Todos los días tendrán entre 2 y 3 artículos periodísticos y unas 4 columnas de opinión. La sección de opinión es tan central para el nuevo medio, que hoy toda la campaña de promoción en twitter se ha centrado en presentar a sus columnistas. Además de Daniel Coronell, en la lista (por ahora) están:

  • Gabriel Silva, fundador de Cambio y exministro de defensa de Santos
  • Camilo Enciso, director del Instituto Internacional de Estudios Anticorrupción, y zar anticorrupción del gobierno Santos. 
  • Jaime Honorio González, periodista, exdirector de Noticias Uno.
  • Jorge Enrique Abello, actor 
  • Velia Vidal, escritora
  • Carolina Sanín, escritora y docente
  • María Jimena Duzán, periodista, excolumnista de Semana
  • Lucas Pombo, fue periodista de política de la W, hijo del exdirector del tiempo Roberto Pombo
  • Valeria Santos, abogada y periodista.
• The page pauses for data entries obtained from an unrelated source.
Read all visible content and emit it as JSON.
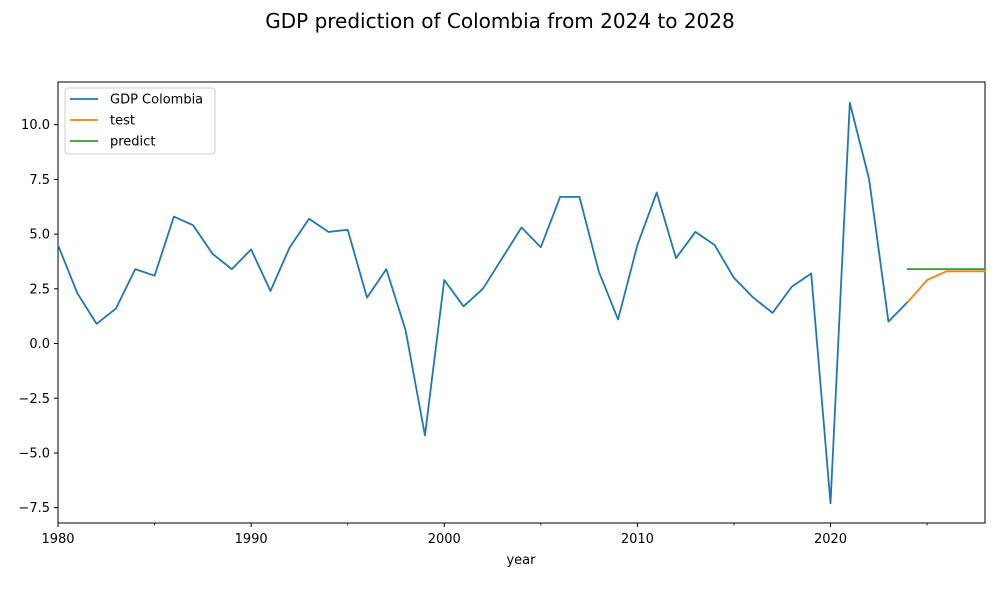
{
  "chart_data": {
    "type": "line",
    "title": "GDP prediction of Colombia from 2024 to 2028",
    "xlabel": "year",
    "ylabel": "",
    "xlim": [
      1980,
      2028
    ],
    "ylim": [
      -8.2,
      11.95
    ],
    "grid": false,
    "legend_position": "top-left",
    "x_ticks": [
      {
        "value": 1980,
        "label": "1980"
      },
      {
        "value": 1990,
        "label": "1990"
      },
      {
        "value": 2000,
        "label": "2000"
      },
      {
        "value": 2010,
        "label": "2010"
      },
      {
        "value": 2020,
        "label": "2020"
      }
    ],
    "x_minor_ticks": [
      1985,
      1995,
      2005,
      2015,
      2025
    ],
    "y_ticks": [
      {
        "value": 10,
        "label": "10.0"
      },
      {
        "value": 7.5,
        "label": "7.5"
      },
      {
        "value": 5,
        "label": "5.0"
      },
      {
        "value": 2.5,
        "label": "2.5"
      },
      {
        "value": 0,
        "label": "0.0"
      },
      {
        "value": -2.5,
        "label": "−2.5"
      },
      {
        "value": -5,
        "label": "−5.0"
      },
      {
        "value": -7.5,
        "label": "−7.5"
      }
    ],
    "series": [
      {
        "name": "GDP Colombia",
        "color": "#1f77b4",
        "x": [
          1980,
          1981,
          1982,
          1983,
          1984,
          1985,
          1986,
          1987,
          1988,
          1989,
          1990,
          1991,
          1992,
          1993,
          1994,
          1995,
          1996,
          1997,
          1998,
          1999,
          2000,
          2001,
          2002,
          2003,
          2004,
          2005,
          2006,
          2007,
          2008,
          2009,
          2010,
          2011,
          2012,
          2013,
          2014,
          2015,
          2016,
          2017,
          2018,
          2019,
          2020,
          2021,
          2022,
          2023,
          2024
        ],
        "values": [
          4.5,
          2.3,
          0.9,
          1.6,
          3.4,
          3.1,
          5.8,
          5.4,
          4.1,
          3.4,
          4.3,
          2.4,
          4.4,
          5.7,
          5.1,
          5.2,
          2.1,
          3.4,
          0.6,
          -4.2,
          2.9,
          1.7,
          2.5,
          3.9,
          5.3,
          4.4,
          6.7,
          6.7,
          3.3,
          1.1,
          4.5,
          6.9,
          3.9,
          5.1,
          4.5,
          3.0,
          2.1,
          1.4,
          2.6,
          3.2,
          -7.3,
          11.0,
          7.5,
          1.0,
          1.9
        ]
      },
      {
        "name": "test",
        "color": "#ff7f0e",
        "x": [
          2024,
          2025,
          2026,
          2027,
          2028
        ],
        "values": [
          1.9,
          2.9,
          3.3,
          3.3,
          3.3
        ]
      },
      {
        "name": "predict",
        "color": "#2ca02c",
        "x": [
          2024,
          2025,
          2026,
          2027,
          2028
        ],
        "values": [
          3.4,
          3.4,
          3.4,
          3.4,
          3.4
        ]
      }
    ]
  }
}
Es sobrina de Juan Manuel Santos
  • Paola Herrera, periodista de la W, ganó el premio de Periodista del Año en los premios Simón Bolívar de 2021.
  • Yohir Akerman, periodista fue columnista de El Espectador.
  • Sebastián Nohra, periodista, trabaja en Blu Radio

La mayoría de los opinadores que han presentado hasta el momento tienen en común que se ubican ideológicamente en el centro político y han sido críticos con el Gobierno actual y del uribismo. Hay varios delfines del periodismo, con apellidos como Pombo y Santos. Al consultarle por esta línea Gómez Lara dijo que tenían columnistas también de derecha y de izquierda que irían publicando en las horas siguientes.

También tienen en común que son voces que ya tienen relevancia en el debate público, bien sea por su número de seguidores en redes sociales o porque ya tienen espacios de opinión en otros medios de comunicación.

A partir del domingo, y por una semana, Cambio se podrá leer gratis. A la siguiente se levantará el muro de pago.

El desafío será ofrecer un contenido lo suficientemente innovador para que cumpla con la promesa de, como dijo una de sus columnistas, “ser una luz en tanta oscuridad”. Una que, además, sea lo suficientemente seductora como para que muchos paguen suscripciones y mantenerla encendida.